# Fano inequality

Post-publication activity

Curator: Robert Mario Fano

The inequality that became known as the Fano inequality pertains to a model of communications system in which a message selected from a set of $$N$$ possible messages is encoded into an input signal for transmission through a noisy channel and the resulting output signal is decoded into one of the same set of possible messages. Successive input messages are assumed to be statistically independent.

## Origin

Let $$X$$ be the set of input messages, $$Y$$ the corresponding set of output messages and $$P(x_k , y_j) = P(y_j) P(x_k \mid y_j )$$ be the joint probability of message $$x_k$$ being transmitted and message $$y_j$$ being received. An error occurs when the output message differs from the input message, that is when $$j \ne k\ .$$ Let $$P(e)$$ be the probability of this event and $$H(E)= -P(e) \log P(e) - (1- P(e)) \log (1- P(e))$$be the associated binary entropy.

The conditional entropy $$H(X \mid Y) = \sum_{j} P(y_j) H(X \mid y_j )$$ represents the average amount of information lost because of the channel noise and is referred to as the “equivocation”. It is the average value of

$\tag{1} H(X \mid y_j ) = - \sum_{k} P(x_k \mid y_j ) \log P(x_k \mid y_j )$

which is the average amount of information still needed to specify the input message when a particular output message $$y_j$$ is specified.

The Fano inequality is

$\tag{2} H(X \mid Y) \le H(E) + P(e) \log (N-1)$

It first appeared as Eq. 4.35 in the 1953 edition of the lecture notes distributed to M.I.T. students in the graduate subject Statistical Theory of Information, and, later on, as Eq, 6.16 in the final textbook published in 1961 (Fano, 1961).

The inequality resulted from an early attempt to relate the equivocation, the information theory measure of the effect of channel noise, to the probability of error, the traditional practical measure. It was originally based on the following heuristic argument.

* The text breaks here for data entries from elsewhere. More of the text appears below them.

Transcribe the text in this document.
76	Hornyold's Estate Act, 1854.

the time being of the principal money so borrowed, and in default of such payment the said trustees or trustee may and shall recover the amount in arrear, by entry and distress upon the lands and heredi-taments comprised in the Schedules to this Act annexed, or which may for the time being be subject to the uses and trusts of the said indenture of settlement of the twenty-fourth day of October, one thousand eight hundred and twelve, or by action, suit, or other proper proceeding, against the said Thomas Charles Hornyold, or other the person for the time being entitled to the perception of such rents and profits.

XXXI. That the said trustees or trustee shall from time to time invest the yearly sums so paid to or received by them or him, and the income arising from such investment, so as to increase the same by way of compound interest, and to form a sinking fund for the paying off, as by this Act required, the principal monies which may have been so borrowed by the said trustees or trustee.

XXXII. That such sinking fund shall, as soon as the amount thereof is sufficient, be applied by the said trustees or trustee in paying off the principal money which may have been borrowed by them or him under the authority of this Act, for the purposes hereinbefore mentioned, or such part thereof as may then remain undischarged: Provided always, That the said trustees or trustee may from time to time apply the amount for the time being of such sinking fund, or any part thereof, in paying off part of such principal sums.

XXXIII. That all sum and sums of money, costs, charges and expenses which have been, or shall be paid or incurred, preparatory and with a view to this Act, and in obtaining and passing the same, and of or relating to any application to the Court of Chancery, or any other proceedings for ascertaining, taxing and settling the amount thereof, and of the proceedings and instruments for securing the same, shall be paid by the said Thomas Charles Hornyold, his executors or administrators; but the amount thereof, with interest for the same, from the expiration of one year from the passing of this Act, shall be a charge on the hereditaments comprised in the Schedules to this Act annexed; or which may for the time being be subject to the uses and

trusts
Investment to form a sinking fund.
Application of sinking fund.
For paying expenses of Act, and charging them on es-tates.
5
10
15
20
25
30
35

The equivocation, because of its very definition, cannot exceed the information provided about the input messages by any procedure capable of correcting output errors. The first step in correcting output errors is to specify for each input message whether the corresponding output message is correct or incorrect. The amount of information provided by this specification is given by the binary entropy $$H(E)\ ,$$ the first term on the right hand side of (2). Then, for each incorrect output message the correct input message must be identified. The number of possible input messages is $$N-1$$ because the output message is known to be incorrect. Thus the amount of information necessary to identify the input message cannot exceed $$\log(N-1)\ ,$$ and the corresponding average amount of information to be provided cannot exceed $$P(e) \log(N-1)\ ,$$ the second term on the right hand side of (2).

## Derivation

The inequality may be formally derived as follows. Let

$P(e | y_j ) = \sum_{k \ne j} P(x_k \mid y_j )$

be the probability of error when $$y_j$$ is the output message, that is, when the input message is any $$x_k$$ with $$k \ne j\ .$$ Then,

$1 - P(e \mid y_j) = P(x_j \mid y_j)$

is the probability of the output message being correct, that is, of the input message being $$x_j\ ,$$ the one corresponding to the given output message $$y_j\ .$$ The corresponding binary entropy is

$H(E \mid y_j) = - P(e \mid y_j) \log P(e \mid y_j) - (1- P(e \mid y_j)) \log (1- P(e \mid y_j))$

The probability of message $$x_k$$ being the correct input message when it is known that the output message $$y_j$$ is incorrect is

$P_c (x_k \mid y_j) = P_{k \ne j} (x_k \mid y_j) / P(e \mid y_j)$

Now, (1) can be rewritten in the form

\begin{align} H(X \mid y_j) & = H(E \mid y_j) + P(e \mid y_j) \log P(e \mid y_j) - P(e \mid y_j) \sum_{k \ne j} P_c (x_k \mid y_j) \log P(x_k \mid y_j)\\ & = H(E \mid y_j) - P(e \mid y_j) \sum_{k \ne j} P_c (x_k \mid y_j) \log P_c(x_k \mid y_j)\\ & = H(E \mid y_j) + P(e \mid y_j) H(X_{k \ne j} \mid y_j) \end{align}

where

$H(X_{k \ne j} \mid y_j) = -\sum_{k \ne j} P_c(x_k \mid y_j) \log P_c(x_k \mid y_j)$

is the entropy of an ensemble of $$N-1$$ elements whose value cannot exceed $$\log (N-1)\ .$$ Thus,

$H \left( X \mid y_j \right) \le H(E \mid y_j) + P(e \mid y_j) \log (N-1)$

which, when averaged over the $$Y$$ ensemble, yields

$H(X \mid Y) \le H(E \mid Y) + P(e) \log (N-1)$

which, in turn, yields (2), since $$H(E) \ge H(E \mid Y)\ .$$